Ali, İçimizdeki Şeytan’da, insanın acizlikleri için başka bir sorumlu aramasının yine bizzat acizliklerinden birisi olduğu görüşünde kararlı. Zira onun deyişiyle insan müdafaasını üzerine almaktan korktuğu şeyleri başka şeylere yüklemekte oldukça başarılı ve ısrarcı. Ve “kendi suratına tükürmekte” de bir o kadar –yine- aciz! Halbuki bir başarının yanından geçen insan ne kadar mağrur ve ne kadar özgüven sahibi! En ufak bir başarıyla kendisini muzaffer ilan eden de salt kendi neden olduğu bir olumsuzluk için başka bir sorumlu arayan da aynı insan! Yani başarı için sadece “ben” varken başarısızlık söz konusu olduğunda ortada kimseler yok. Öyle ya: “Şeytana uyduk!” “Halbuki ne şeytanı azizim, ne şeytanı?..”
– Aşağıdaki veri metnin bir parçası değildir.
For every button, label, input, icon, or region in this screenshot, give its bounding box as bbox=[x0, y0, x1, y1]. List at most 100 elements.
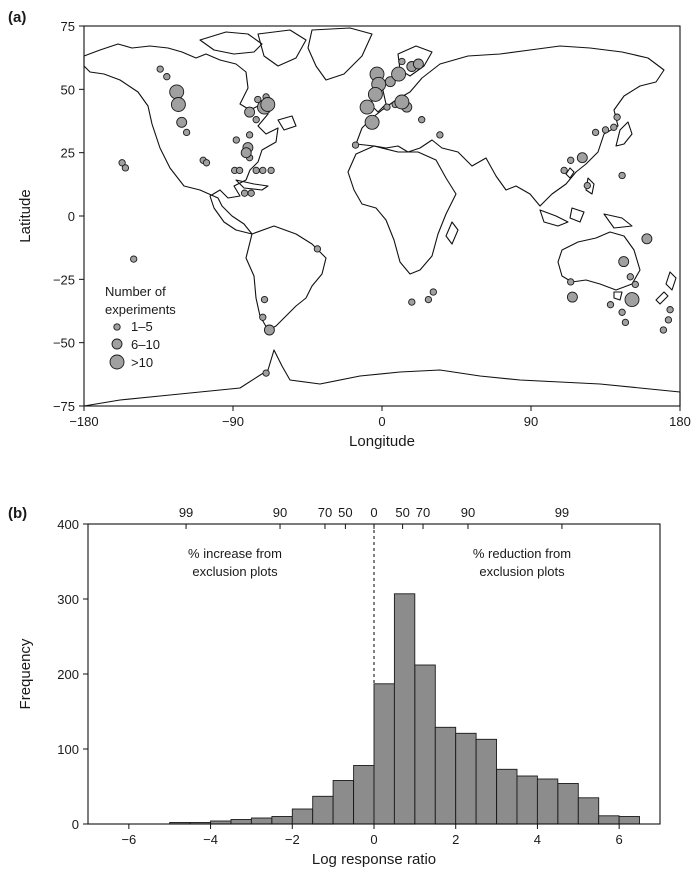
map-axis-ticks: −180 −90 0 90 180 75 50 25 0 −25 −50 −75 bbox=[53, 19, 691, 429]
legend-label-large: >10 bbox=[131, 355, 153, 370]
experiment-site-marker bbox=[118, 159, 126, 167]
histogram-top-tick-label: 90 bbox=[461, 505, 475, 520]
histogram-x-tick-label: 4 bbox=[534, 832, 541, 847]
experiment-site-marker bbox=[262, 369, 270, 377]
experiment-site-marker bbox=[182, 128, 191, 137]
histogram-x-tick-label: −2 bbox=[285, 832, 300, 847]
experiment-site-marker bbox=[202, 159, 211, 167]
experiment-site-marker bbox=[359, 99, 375, 115]
experiment-site-marker bbox=[252, 116, 260, 124]
histogram-top-tick-label: 70 bbox=[416, 505, 430, 520]
experiment-site-marker bbox=[666, 306, 674, 314]
legend-label-small: 1–5 bbox=[131, 319, 153, 334]
experiment-site-marker bbox=[240, 189, 249, 197]
map-y-tick-label: −75 bbox=[53, 399, 75, 414]
experiment-site-marker bbox=[244, 106, 256, 118]
experiment-site-marker bbox=[240, 147, 252, 159]
experiment-site-marker bbox=[631, 280, 639, 289]
experiment-site-marker bbox=[576, 152, 588, 164]
map-y-tick-label: −50 bbox=[53, 336, 75, 351]
experiment-site-marker bbox=[583, 181, 591, 190]
map-x-tick-label: 180 bbox=[669, 414, 691, 429]
experiment-site-marker bbox=[591, 128, 600, 137]
right-annotation-line2: exclusion plots bbox=[479, 564, 565, 579]
map-y-tick-label: 50 bbox=[61, 82, 75, 97]
experiment-site-marker bbox=[252, 166, 260, 175]
histogram-bar bbox=[312, 795, 334, 825]
experiment-site-marker bbox=[263, 324, 275, 336]
experiment-site-marker bbox=[606, 301, 615, 309]
histogram-bar bbox=[393, 593, 416, 825]
map-y-axis-title: Latitude bbox=[17, 189, 34, 242]
histogram-x-tick-label: −4 bbox=[203, 832, 218, 847]
experiment-site-marker bbox=[659, 326, 668, 334]
experiment-site-marker bbox=[567, 156, 575, 164]
map-x-tick-label: −90 bbox=[222, 414, 244, 429]
histogram-top-tick-label: 90 bbox=[273, 505, 287, 520]
histogram-bar bbox=[434, 726, 457, 825]
histogram-x-tick-label: −6 bbox=[121, 832, 136, 847]
histogram-bar bbox=[516, 775, 538, 825]
map-y-tick-label: 75 bbox=[61, 19, 75, 34]
experiment-site-marker bbox=[267, 166, 275, 175]
histogram-bar bbox=[414, 664, 436, 825]
legend-marker-medium bbox=[111, 338, 123, 350]
experiment-site-marker bbox=[383, 103, 391, 111]
histogram-top-tick-label: 50 bbox=[338, 505, 352, 520]
histogram-x-tick-label: 6 bbox=[616, 832, 623, 847]
histogram-bar bbox=[332, 780, 354, 825]
experiment-site-marker bbox=[260, 97, 276, 112]
experiment-site-marker bbox=[260, 295, 269, 304]
experiment-site-marker bbox=[436, 131, 444, 139]
right-annotation-line1: % reduction from bbox=[473, 546, 571, 561]
experiment-site-marker bbox=[618, 308, 626, 316]
experiment-site-marker bbox=[560, 166, 568, 175]
map-legend: Number of experiments 1–5 6–10 >10 bbox=[105, 284, 176, 370]
legend-label-medium: 6–10 bbox=[131, 337, 160, 352]
histogram-x-tick-label: 2 bbox=[452, 832, 459, 847]
map-x-tick-label: −180 bbox=[69, 414, 98, 429]
panel-a-letter: (a) bbox=[8, 9, 26, 26]
histogram-top-tick-label: 99 bbox=[179, 505, 193, 520]
experiment-site-marker bbox=[351, 141, 360, 149]
histogram-bar bbox=[373, 683, 395, 825]
histogram-x-axis-title: Log response ratio bbox=[312, 851, 436, 868]
experiment-site-marker bbox=[412, 58, 424, 70]
experiment-site-marker bbox=[232, 136, 240, 144]
histogram-bar bbox=[353, 765, 375, 825]
histogram-bar bbox=[536, 778, 559, 825]
experiment-site-marker bbox=[364, 114, 380, 130]
experiment-site-marker bbox=[247, 189, 255, 197]
left-annotation-line1: % increase from bbox=[188, 546, 282, 561]
legend-marker-small bbox=[113, 323, 121, 331]
experiment-site-marker bbox=[130, 255, 138, 263]
histogram-bar bbox=[271, 816, 293, 825]
histogram-y-tick-label: 0 bbox=[72, 817, 79, 832]
histogram-bar bbox=[557, 783, 579, 825]
histogram-bars bbox=[169, 593, 640, 825]
histogram-x-tick-label: 0 bbox=[370, 832, 377, 847]
histogram-y-tick-label: 200 bbox=[57, 667, 79, 682]
legend-title-line2: experiments bbox=[105, 302, 176, 317]
experiment-site-marker bbox=[367, 86, 383, 102]
experiment-site-marker bbox=[418, 116, 426, 124]
experiment-site-marker bbox=[121, 164, 130, 172]
histogram-bar bbox=[496, 768, 518, 825]
experiment-site-marker bbox=[613, 113, 621, 121]
histogram-bar bbox=[577, 797, 600, 825]
panel-a-world-map: (a) bbox=[8, 9, 691, 450]
experiment-site-marker bbox=[618, 256, 630, 268]
experiment-site-marker bbox=[641, 233, 653, 245]
histogram-top-tick-label: 0 bbox=[370, 505, 377, 520]
experiment-site-marker bbox=[176, 116, 188, 128]
map-x-tick-label: 0 bbox=[378, 414, 385, 429]
experiment-markers bbox=[118, 57, 674, 377]
histogram-bar bbox=[455, 732, 477, 825]
map-x-tick-label: 90 bbox=[524, 414, 538, 429]
experiment-site-marker bbox=[621, 318, 630, 327]
experiment-site-marker bbox=[170, 97, 186, 112]
histogram-y-axis-title: Frequency bbox=[17, 638, 34, 709]
map-x-axis-title: Longitude bbox=[349, 433, 415, 450]
experiment-site-marker bbox=[664, 316, 673, 324]
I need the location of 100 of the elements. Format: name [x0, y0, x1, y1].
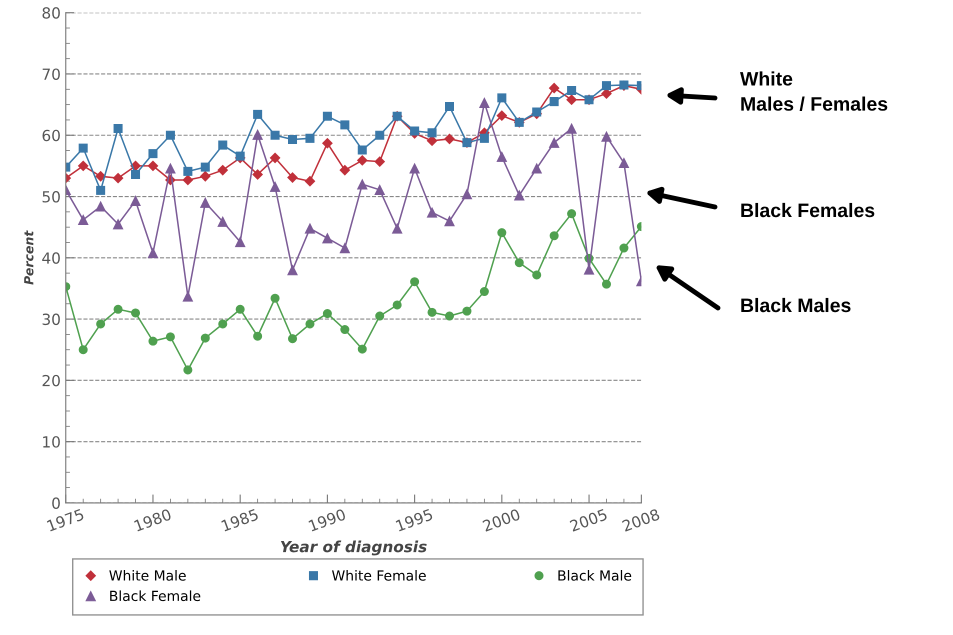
point: [550, 231, 559, 240]
point: [375, 312, 384, 321]
point: [566, 94, 577, 105]
point: [567, 86, 576, 96]
point: [253, 332, 262, 341]
point: [532, 270, 542, 280]
point: [374, 156, 385, 167]
point: [305, 319, 314, 329]
x-tick-label: 1975: [46, 508, 84, 532]
point: [217, 164, 228, 176]
point: [165, 163, 176, 174]
point: [78, 160, 88, 172]
point: [479, 98, 490, 108]
point: [548, 82, 560, 94]
point: [532, 107, 542, 116]
point: [236, 304, 245, 314]
point: [410, 277, 420, 286]
point: [130, 196, 141, 206]
y-tick-label: 40: [42, 252, 60, 264]
point: [182, 174, 194, 186]
point: [322, 112, 332, 121]
point: [566, 123, 577, 134]
point: [409, 163, 420, 174]
point: [428, 308, 437, 317]
point: [444, 312, 454, 321]
point: [392, 223, 402, 234]
point: [78, 345, 88, 354]
point: [270, 182, 280, 192]
point: [270, 294, 280, 303]
point: [183, 166, 192, 176]
x-tick-label: 2008: [622, 508, 660, 532]
point: [374, 184, 385, 196]
point: [112, 172, 124, 184]
legend-label: White Male: [109, 570, 186, 581]
x-tick-label: 2005: [569, 508, 608, 532]
point: [428, 128, 437, 138]
point: [426, 207, 438, 218]
point: [550, 97, 559, 106]
x-tick-label: 1990: [308, 508, 346, 532]
point: [444, 216, 455, 226]
y-tick-label: 20: [42, 374, 60, 386]
point: [358, 344, 367, 354]
y-tick-label: 10: [43, 436, 60, 448]
point: [112, 218, 124, 230]
point: [496, 151, 508, 162]
point: [148, 248, 158, 258]
point: [288, 135, 298, 144]
point: [444, 134, 455, 144]
point: [218, 140, 228, 150]
y-tick-label: 60: [42, 130, 60, 142]
point: [270, 130, 280, 140]
point: [410, 126, 420, 136]
point: [514, 190, 524, 201]
point: [601, 131, 612, 142]
point: [236, 152, 245, 161]
point: [462, 306, 472, 316]
y-tick-label: 50: [42, 191, 60, 203]
y-axis-title: Percent: [24, 230, 34, 285]
point: [200, 197, 211, 208]
point: [514, 258, 524, 268]
point: [619, 243, 628, 253]
point: [375, 130, 384, 140]
point: [148, 149, 158, 158]
y-tick-label: 0: [52, 497, 60, 509]
point: [340, 164, 350, 176]
point: [358, 145, 367, 154]
point: [270, 152, 280, 164]
point: [131, 170, 140, 179]
point: [340, 242, 350, 254]
point: [532, 163, 542, 174]
text: Black Males: [741, 298, 851, 312]
point: [287, 172, 298, 183]
point: [602, 280, 611, 289]
point: [200, 162, 210, 172]
point: [131, 308, 140, 318]
point: [480, 286, 489, 296]
legend-label: White Female: [332, 570, 426, 581]
point: [357, 179, 368, 190]
point: [426, 136, 438, 146]
point: [95, 201, 106, 212]
point: [166, 130, 175, 140]
x-tick-label: 1995: [395, 508, 434, 532]
point: [166, 332, 175, 342]
legend-label: Black Male: [558, 570, 632, 581]
point: [78, 144, 88, 153]
point: [340, 324, 350, 334]
point: [148, 160, 158, 172]
point: [602, 81, 611, 90]
point: [253, 110, 262, 119]
point: [182, 291, 194, 302]
x-axis-title: Year of diagnosis: [280, 540, 427, 556]
point: [497, 93, 506, 102]
point: [496, 110, 508, 121]
text: Black Females: [741, 202, 874, 218]
point: [96, 319, 106, 329]
point: [218, 216, 228, 227]
point: [288, 334, 298, 344]
point: [392, 300, 402, 310]
point: [234, 236, 246, 248]
point: [340, 120, 350, 130]
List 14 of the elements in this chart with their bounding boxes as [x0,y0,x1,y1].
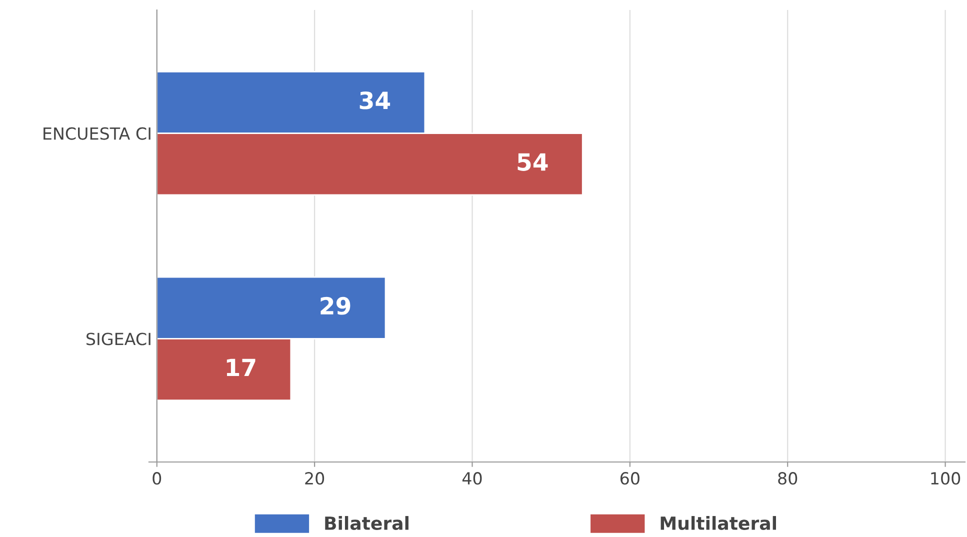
x-tick-label: 80 [778,472,798,485]
legend-label: Bilateral [325,516,408,530]
x-tick-label: 20 [305,472,324,485]
data-label: 17 [226,358,256,376]
data-label: 29 [320,296,350,315]
data-label: 34 [360,91,390,110]
x-tick-label: 100 [931,472,960,485]
x-tick-label: 0 [152,472,162,485]
y-tick-label: SIGEACI [86,332,150,346]
x-tick-label: 40 [462,472,482,485]
x-tick-label: 60 [620,472,640,485]
legend-label: Multilateral [660,516,776,530]
y-tick-label: ENCUESTA CI [44,127,150,140]
data-label: 54 [518,153,548,171]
Tarihi insanın nefsiyle olan savaşı belirlemiştir, belirler. Nefsine karşı galip gelemeyip aciz durumda kalan insan ise yine aynı tarih boyunca yenilgiyi kabul etmez de illa başka sorumlular aramak telaşındadır. Halbuki insan ile onun nefsi arasında en çetin savaşların geçtiği anlar olan insanın tek başına olduğu zamanlarda onun yanında başka kim vardır ki sorumlu da o olsun? İşte bu tarz sorulara bu usta yazar da pek iç açıcı cevaplar bulamamış olacaktır ki böyle bir eser çıkmış ortaya. Elbette ki bu eseri herkesin okumasını tavsiye ederiz. Ancak özellikle, halen içinde bir şeytan olduğunu ve o şeytanın kendisini kötülüklere ittiğini düşünenler varsa, bu eser onlar açısından “yıkıcı” olduğu kadar aydınlatıcı da olacaktır diye düşünüyorum.


Bu arada şu bizden, insandan, korkulur vallahi. Baksanıza; şeytanla olan ilişkisinde dahi hak yiyen taraf o!..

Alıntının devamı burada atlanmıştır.